Wednesday 29 April 2015

The Ghetto Tarot: Images, Facts & Crowdfunding Bid


These images are from an amazing tarot project called The Ghetto Tarot, which aims to highlight poverty in the Haitian Ghetto - but also to showcase the artistic talent of people living there. Photographer Alice Smeets is raising money through crowdfunding to complete the project. Here is a press release she sent me about the deck and at the bottom is a link to the crowdfunding page:
The Ghetto Tarot is a photographic interpretation of the traditional tarot deck in the ghetto. The scenes are inspired by the very ancient, European Rider Waite Tarot deck and are replicated together with a group of Haitian artists called Atis Rezistans (resistant artists) in the Haitian slums using only material we were able to find or create locally.

While the cards were designed hundreds of years ago with the situations of the time when the world was young, they resonate today with timeless symbols that can be applied to our busy modern world. And not just our modern, western world, but also to any other continent, country or culture, including the Haitian Ghetto. So here comes a temporary, provocative and vivid tarot deck!

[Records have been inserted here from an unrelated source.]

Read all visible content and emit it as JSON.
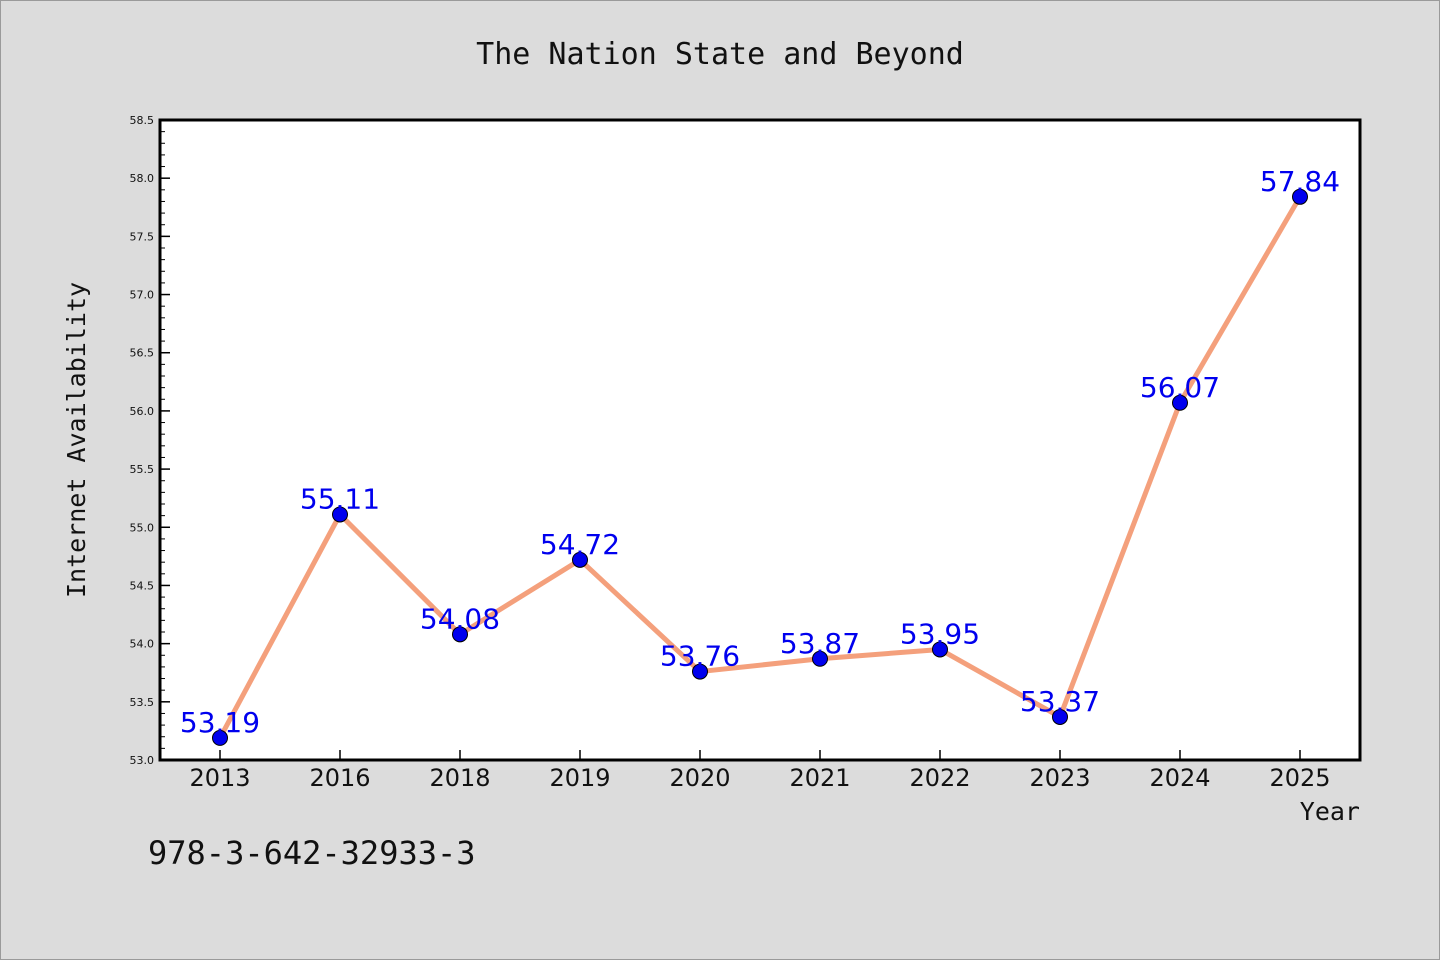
{
  "chart_data": {
    "type": "line",
    "title": "The Nation State and Beyond",
    "xlabel": "Year",
    "ylabel": "Internet Availability",
    "categories": [
      "2013",
      "2016",
      "2018",
      "2019",
      "2020",
      "2021",
      "2022",
      "2023",
      "2024",
      "2025"
    ],
    "values": [
      53.19,
      55.11,
      54.08,
      54.72,
      53.76,
      53.87,
      53.95,
      53.37,
      56.07,
      57.84
    ],
    "value_labels": [
      "53.19",
      "55.11",
      "54.08",
      "54.72",
      "53.76",
      "53.87",
      "53.95",
      "53.37",
      "56.07",
      "57.84"
    ],
    "ylim": [
      53.0,
      58.5
    ],
    "yticks": [
      "53.0",
      "53.5",
      "54.0",
      "54.5",
      "55.0",
      "55.5",
      "56.0",
      "56.5",
      "57.0",
      "57.5",
      "58.0",
      "58.5"
    ],
    "grid": false,
    "line_color": "#f4a07c",
    "marker_color": "#0000ee",
    "label_color": "#0000ee",
    "annotation": "978-3-642-32933-3"
  }
}
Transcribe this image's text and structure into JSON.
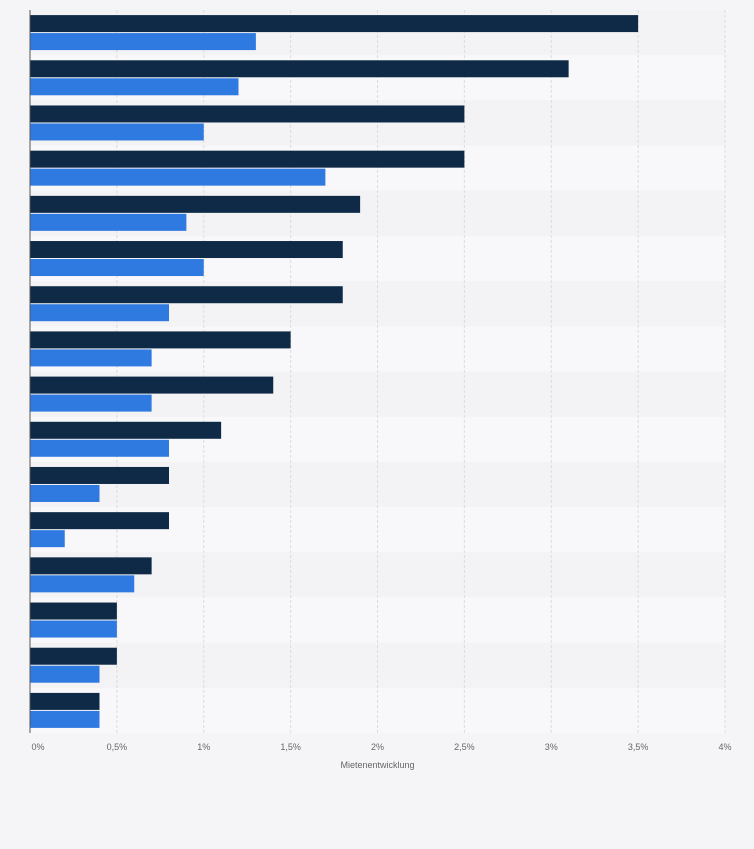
{
  "chart_data": {
    "type": "bar",
    "orientation": "horizontal",
    "title": "",
    "xlabel": "Mietenentwicklung",
    "ylabel": "",
    "xlim": [
      0,
      4
    ],
    "x_ticks": [
      0,
      0.5,
      1,
      1.5,
      2,
      2.5,
      3,
      3.5,
      4
    ],
    "x_tick_labels": [
      "0%",
      "0,5%",
      "1%",
      "1,5%",
      "2%",
      "2,5%",
      "3%",
      "3,5%",
      "4%"
    ],
    "grid": true,
    "categories": [
      "",
      "",
      "",
      "",
      "",
      "",
      "",
      "",
      "",
      "",
      "",
      "",
      "",
      "",
      "",
      ""
    ],
    "series": [
      {
        "color": "#0f2a47",
        "values": [
          3.5,
          3.1,
          2.5,
          2.5,
          1.9,
          1.8,
          1.8,
          1.5,
          1.4,
          1.1,
          0.8,
          0.8,
          0.7,
          0.5,
          0.5,
          0.4
        ]
      },
      {
        "color": "#2f7ae0",
        "values": [
          1.3,
          1.2,
          1.0,
          1.7,
          0.9,
          1.0,
          0.8,
          0.7,
          0.7,
          0.8,
          0.4,
          0.2,
          0.6,
          0.5,
          0.4,
          0.4
        ]
      }
    ],
    "row_colors": [
      "#f3f3f5",
      "#f8f8fa"
    ]
  }
}
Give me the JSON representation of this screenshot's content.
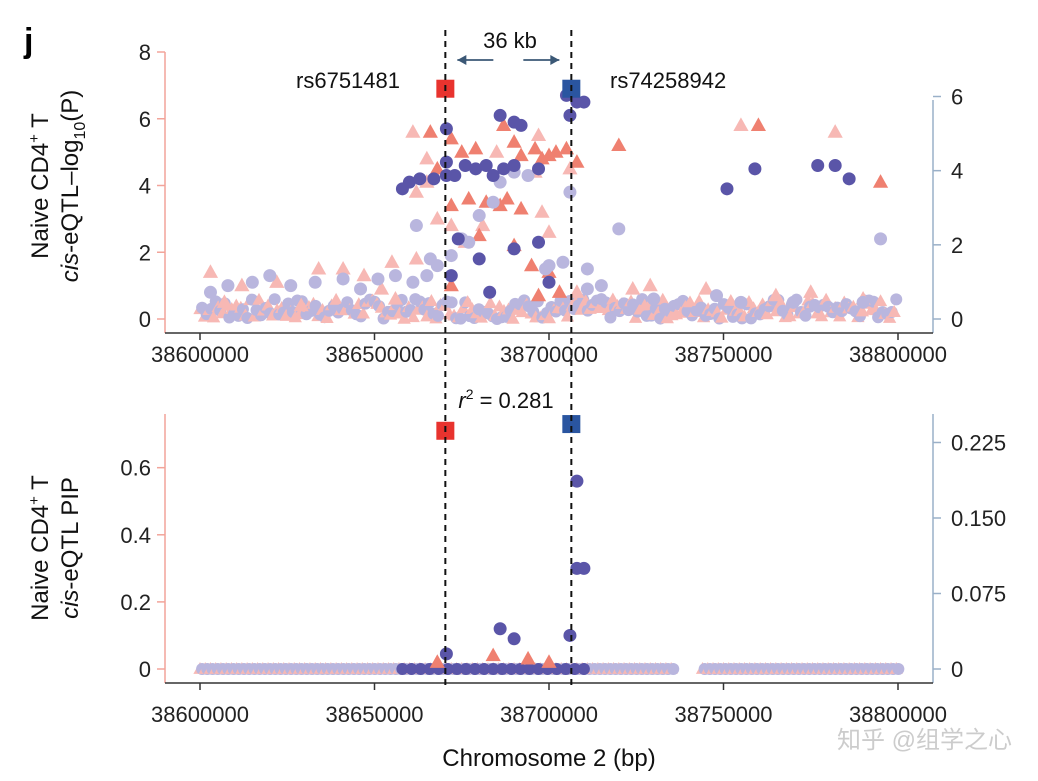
{
  "panel_letter": "j",
  "watermark": "知乎 @组学之心",
  "xlabel": "Chromosome 2 (bp)",
  "colors": {
    "left_axis": "#f2a49a",
    "right_axis": "#9ab0c8",
    "lead_snp_red": "#e8332e",
    "lead_snp_blue": "#2a55a0",
    "tri_dark": "#ef8070",
    "tri_light": "#f7b8b4",
    "dot_dark": "#5a55a8",
    "dot_light": "#b9b6de",
    "kb_arrow": "#3b5876"
  },
  "annotations": {
    "distance": "36 kb",
    "r2_prefix": "r",
    "r2_sup": "2",
    "r2_suffix": " = 0.281",
    "snp_left": "rs6751481",
    "snp_right": "rs74258942"
  },
  "chart_data": [
    {
      "type": "scatter",
      "panel": "top",
      "ylabel_line1_main": "Naive CD4",
      "ylabel_line1_sup": "+",
      "ylabel_line1_end": " T",
      "ylabel_line2_italic": "cis",
      "ylabel_line2_main": "-eQTL–log",
      "ylabel_line2_sub": "10",
      "ylabel_line2_end": "(P)",
      "xlim": [
        38600000,
        38800000
      ],
      "ylim_left": [
        0,
        8
      ],
      "ylim_right": [
        0,
        7.2
      ],
      "x_ticks": [
        "38600000",
        "38650000",
        "38700000",
        "38750000",
        "38800000"
      ],
      "y_ticks_left": [
        "0",
        "2",
        "4",
        "6",
        "8"
      ],
      "y_ticks_right": [
        "0",
        "2",
        "4",
        "6"
      ],
      "lead_snps": [
        {
          "id": "rs6751481",
          "x": 38670300,
          "y": 6.9,
          "color": "red"
        },
        {
          "id": "rs74258942",
          "x": 38706400,
          "y": 6.9,
          "color": "blue"
        }
      ],
      "triangles_dark": [
        [
          38666000,
          5.6
        ],
        [
          38672000,
          5.4
        ],
        [
          38675000,
          5.0
        ],
        [
          38679000,
          5.1
        ],
        [
          38687000,
          5.8
        ],
        [
          38690000,
          5.3
        ],
        [
          38692000,
          4.9
        ],
        [
          38696000,
          5.1
        ],
        [
          38698000,
          4.8
        ],
        [
          38700000,
          4.9
        ],
        [
          38702000,
          5.0
        ],
        [
          38705000,
          5.1
        ],
        [
          38708000,
          4.7
        ],
        [
          38720000,
          5.2
        ],
        [
          38760000,
          5.8
        ],
        [
          38795000,
          4.1
        ],
        [
          38668000,
          4.5
        ],
        [
          38672000,
          3.4
        ],
        [
          38677000,
          3.6
        ],
        [
          38682000,
          3.5
        ],
        [
          38686000,
          3.4
        ],
        [
          38688000,
          3.6
        ],
        [
          38692000,
          3.3
        ],
        [
          38680000,
          2.5
        ],
        [
          38690000,
          2.2
        ],
        [
          38695000,
          1.6
        ],
        [
          38700000,
          1.4
        ],
        [
          38703000,
          0.8
        ],
        [
          38697000,
          0.7
        ],
        [
          38672000,
          1.0
        ]
      ],
      "triangles_light": [
        [
          38603000,
          1.4
        ],
        [
          38612000,
          1.0
        ],
        [
          38622000,
          1.1
        ],
        [
          38634000,
          1.5
        ],
        [
          38641000,
          1.5
        ],
        [
          38647000,
          1.3
        ],
        [
          38655000,
          1.7
        ],
        [
          38662000,
          1.8
        ],
        [
          38661000,
          5.6
        ],
        [
          38665000,
          4.8
        ],
        [
          38662000,
          3.8
        ],
        [
          38665000,
          4.1
        ],
        [
          38668000,
          3.0
        ],
        [
          38672000,
          2.8
        ],
        [
          38676000,
          2.3
        ],
        [
          38681000,
          2.8
        ],
        [
          38685000,
          5.0
        ],
        [
          38696000,
          4.4
        ],
        [
          38698000,
          3.2
        ],
        [
          38700000,
          2.6
        ],
        [
          38706000,
          4.5
        ],
        [
          38724000,
          0.9
        ],
        [
          38745000,
          0.9
        ],
        [
          38755000,
          5.8
        ],
        [
          38765000,
          0.7
        ],
        [
          38775000,
          0.8
        ],
        [
          38782000,
          5.6
        ],
        [
          38790000,
          0.6
        ],
        [
          38697000,
          5.5
        ],
        [
          38656000,
          0.6
        ],
        [
          38607000,
          0.5
        ],
        [
          38629000,
          0.4
        ],
        [
          38708000,
          0.8
        ],
        [
          38729000,
          1.0
        ],
        [
          38652000,
          0.9
        ]
      ],
      "dots_dark": [
        [
          38670600,
          5.7
        ],
        [
          38670600,
          4.7
        ],
        [
          38670600,
          4.3
        ],
        [
          38658000,
          3.9
        ],
        [
          38660000,
          4.1
        ],
        [
          38663000,
          4.2
        ],
        [
          38667000,
          4.2
        ],
        [
          38673000,
          4.3
        ],
        [
          38676000,
          4.6
        ],
        [
          38679000,
          4.5
        ],
        [
          38682000,
          4.6
        ],
        [
          38684000,
          4.3
        ],
        [
          38687000,
          4.5
        ],
        [
          38690000,
          4.6
        ],
        [
          38686000,
          6.1
        ],
        [
          38690000,
          5.9
        ],
        [
          38692000,
          5.8
        ],
        [
          38697000,
          4.5
        ],
        [
          38706000,
          6.1
        ],
        [
          38708000,
          6.5
        ],
        [
          38710000,
          6.5
        ],
        [
          38705000,
          6.7
        ],
        [
          38751000,
          3.9
        ],
        [
          38759000,
          4.5
        ],
        [
          38777000,
          4.6
        ],
        [
          38782000,
          4.6
        ],
        [
          38786000,
          4.2
        ],
        [
          38690000,
          2.1
        ],
        [
          38697000,
          2.3
        ],
        [
          38674000,
          2.4
        ],
        [
          38680000,
          1.8
        ],
        [
          38672000,
          1.3
        ],
        [
          38700000,
          1.1
        ],
        [
          38683000,
          0.8
        ]
      ],
      "dots_light": [
        [
          38603000,
          0.8
        ],
        [
          38608000,
          1.0
        ],
        [
          38615000,
          1.1
        ],
        [
          38620000,
          1.3
        ],
        [
          38626000,
          1.0
        ],
        [
          38633000,
          1.1
        ],
        [
          38641000,
          1.2
        ],
        [
          38646000,
          0.9
        ],
        [
          38651000,
          1.2
        ],
        [
          38656000,
          1.3
        ],
        [
          38661000,
          1.1
        ],
        [
          38665000,
          1.3
        ],
        [
          38668000,
          1.6
        ],
        [
          38672000,
          1.9
        ],
        [
          38675000,
          2.4
        ],
        [
          38680000,
          3.1
        ],
        [
          38684000,
          3.5
        ],
        [
          38686000,
          4.1
        ],
        [
          38690000,
          4.4
        ],
        [
          38694000,
          4.3
        ],
        [
          38700000,
          1.6
        ],
        [
          38704000,
          1.7
        ],
        [
          38706000,
          3.8
        ],
        [
          38711000,
          0.9
        ],
        [
          38715000,
          1.0
        ],
        [
          38720000,
          2.7
        ],
        [
          38730000,
          0.6
        ],
        [
          38748000,
          0.7
        ],
        [
          38755000,
          0.5
        ],
        [
          38770000,
          0.5
        ],
        [
          38790000,
          0.5
        ],
        [
          38795000,
          2.4
        ],
        [
          38662000,
          2.8
        ],
        [
          38677000,
          2.3
        ],
        [
          38666000,
          1.8
        ],
        [
          38699000,
          1.5
        ],
        [
          38711000,
          1.5
        ]
      ]
    },
    {
      "type": "scatter",
      "panel": "bottom",
      "ylabel_line1_main": "Naive CD4",
      "ylabel_line1_sup": "+",
      "ylabel_line1_end": " T",
      "ylabel_line2_italic": "cis",
      "ylabel_line2_main": "-eQTL PIP",
      "xlim": [
        38600000,
        38800000
      ],
      "ylim_left": [
        0,
        0.76
      ],
      "ylim_right": [
        0,
        0.2533
      ],
      "x_ticks": [
        "38600000",
        "38650000",
        "38700000",
        "38750000",
        "38800000"
      ],
      "y_ticks_left": [
        "0",
        "0.2",
        "0.4",
        "0.6"
      ],
      "y_ticks_right": [
        "0",
        "0.075",
        "0.150",
        "0.225"
      ],
      "lead_snps": [
        {
          "id": "rs6751481",
          "x": 38670300,
          "y": 0.71,
          "color": "red"
        },
        {
          "id": "rs74258942",
          "x": 38706400,
          "y": 0.73,
          "color": "blue"
        }
      ],
      "dots_dark": [
        [
          38670600,
          0.045
        ],
        [
          38686000,
          0.12
        ],
        [
          38690000,
          0.09
        ],
        [
          38706000,
          0.1
        ],
        [
          38708000,
          0.56
        ],
        [
          38708000,
          0.3
        ],
        [
          38710000,
          0.3
        ]
      ],
      "triangles_dark": [
        [
          38668000,
          0.02
        ],
        [
          38684000,
          0.04
        ],
        [
          38694000,
          0.03
        ],
        [
          38700000,
          0.02
        ]
      ]
    }
  ]
}
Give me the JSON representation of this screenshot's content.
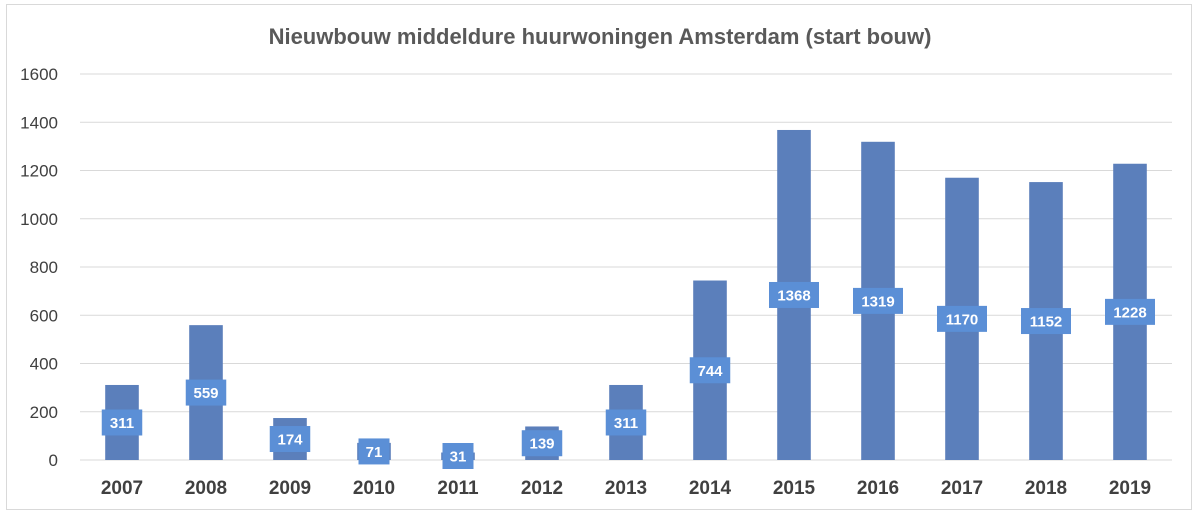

Our idea behind choosing the term "Ghetto" as a name for the deck, is to provoke a discussion around the topic, to have people question their own assumptions about what the ghetto really is and to change the often negative connotation that the word implies in our culture into a positive one. The name of the Ghetto Tarot is inspired by the "Ghetto Biennale", which is an invitation by Atis Rezistans to visiting Western and non-Western artists to come to Haiti and create art in collaboration with them to produce a show at the end. Atis Rezistans use trash to create art with their own visions that are a reflection of the beauty they see hidden within the waste.

Our intention is not a glorification of the life in the Ghetto, but to feature the Haitian Ghetto and poverty in general in another light. I have observed over and over again that those, who the world calls "the poor", are full of strength, full of life, joy and creativity. I believe we need more people in this world to start looking at them that way and stop seeing them as victims of a deserted and hopeless situation. A desirable consequence of this imagined situation is a reintegration of the lost self-trust into their own original ideas.

Our objective is to highlight the creativity and strength of the citizens of the Ghetto and we are certain that inside of them lays a treasure of innovative ideas to dissolve the circle of dependence and victimisation, that will break through if the world starts looking at their skills and capacities instead of their deficiencies. That plays an important part of the objective behind the photographies of the "Ghetto Tarot": reaching beyond cultural walls of prejudice and ignorance to achieve a much needed transformation of the collective conscience perception of the Ghetto.

Atis rezistans are claiming the word “Ghetto”, free themselves of its depreciating undertone and turn it into something beautiful. Their act of appropriating a word loaded with unfavourable sentiments by altering its meaning is an act of inspiration. This undertaking of the Haitians made me realise that it lies only within us to assign value or judgement towards a tangible or intangible thing, which creates a positive or negative emotion. If we realise that we can choose if we look at destruction and see despair or if we choose to see the start of something new, we can change the meaning of every word, action and emotion. That is something I learnt from the Haitian artists and we are sharing it together with the world through the Ghetto Tarot.

And isn’t the confrontation of our inner feelings and emotions what tarot is all about?